Initially a Stabiliser Bull with very maternal figures was purchased, and his daughters continue to enter the cow herd. The Main benefit of the Stabiliser breed other than providing moderately sized, fertile cows, is the “stabilised” Hybrid vigour exhibited in the animals. This stems from the original cross of 4 breeds and around 73% of the hybrid vigour is retained across all subsequent animals.

Russell views this as important because the calf growth rate matches that of Continental animals, but will finish earlier and therefor require much less food, which also has economic benefits.
The finished animal produces consistent R4L grades and with the right genetics, a well marbled carcass.

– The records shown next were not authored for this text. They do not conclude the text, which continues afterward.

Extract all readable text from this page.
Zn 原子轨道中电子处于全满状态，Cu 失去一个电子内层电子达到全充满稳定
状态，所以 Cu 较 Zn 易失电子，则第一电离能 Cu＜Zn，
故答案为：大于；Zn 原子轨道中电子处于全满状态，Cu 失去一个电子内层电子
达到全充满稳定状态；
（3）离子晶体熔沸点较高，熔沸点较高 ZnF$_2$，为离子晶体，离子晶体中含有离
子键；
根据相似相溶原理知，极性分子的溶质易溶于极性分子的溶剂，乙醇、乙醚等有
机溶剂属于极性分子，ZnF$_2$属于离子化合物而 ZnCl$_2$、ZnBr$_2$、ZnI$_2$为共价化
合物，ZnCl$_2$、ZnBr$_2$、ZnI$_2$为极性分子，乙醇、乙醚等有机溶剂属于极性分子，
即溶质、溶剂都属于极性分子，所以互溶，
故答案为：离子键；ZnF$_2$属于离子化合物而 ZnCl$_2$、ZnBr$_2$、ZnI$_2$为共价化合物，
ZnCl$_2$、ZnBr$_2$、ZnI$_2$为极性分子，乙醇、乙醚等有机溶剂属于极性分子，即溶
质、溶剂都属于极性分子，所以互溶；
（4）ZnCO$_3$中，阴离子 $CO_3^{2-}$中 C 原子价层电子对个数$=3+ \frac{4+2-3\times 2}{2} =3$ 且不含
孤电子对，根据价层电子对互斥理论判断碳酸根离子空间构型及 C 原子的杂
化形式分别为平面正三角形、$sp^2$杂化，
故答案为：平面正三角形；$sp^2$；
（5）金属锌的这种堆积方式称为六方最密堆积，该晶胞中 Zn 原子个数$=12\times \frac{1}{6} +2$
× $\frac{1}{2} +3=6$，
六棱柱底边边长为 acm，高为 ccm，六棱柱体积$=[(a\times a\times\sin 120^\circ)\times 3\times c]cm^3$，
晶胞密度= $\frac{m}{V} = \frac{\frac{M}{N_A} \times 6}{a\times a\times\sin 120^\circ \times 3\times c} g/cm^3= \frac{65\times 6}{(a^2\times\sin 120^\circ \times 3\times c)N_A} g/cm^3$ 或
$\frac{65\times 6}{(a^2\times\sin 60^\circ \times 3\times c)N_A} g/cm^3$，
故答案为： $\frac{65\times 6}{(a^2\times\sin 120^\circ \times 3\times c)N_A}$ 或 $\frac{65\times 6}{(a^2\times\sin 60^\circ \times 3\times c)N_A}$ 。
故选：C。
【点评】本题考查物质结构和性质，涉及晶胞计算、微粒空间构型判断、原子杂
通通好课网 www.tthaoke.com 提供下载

A rotational grazing system is in operation at Overquarter for Cow and calf pairs and also for some of the finishing Cattle in their 2nd summer. The benefit of this system is a bite of fresh grass every 2 days for the animals giving a higher energy diet, but also that it requires no artificial Nitrogen to keep grass growing in front of the cattle.

We are also experimenting with growing Red Clover/Ryegrass mixes to cut for silage, again no Nitrogen Fertiliser is required, and the subsequent crop is also higher in protein and energy than a similar volume of grass silage, so it therefore requires less purchased concentrate feedstuffs for the growing and finishing animals during the winter months.

During winter and finishing periods, the cattle are fed a simple diet of grass silage and Bruised Barley.
Similarly with the grazing fields, we are also planting white Clover seed to increase the fertility of the soil and improve volume of energy and grass grown in future years.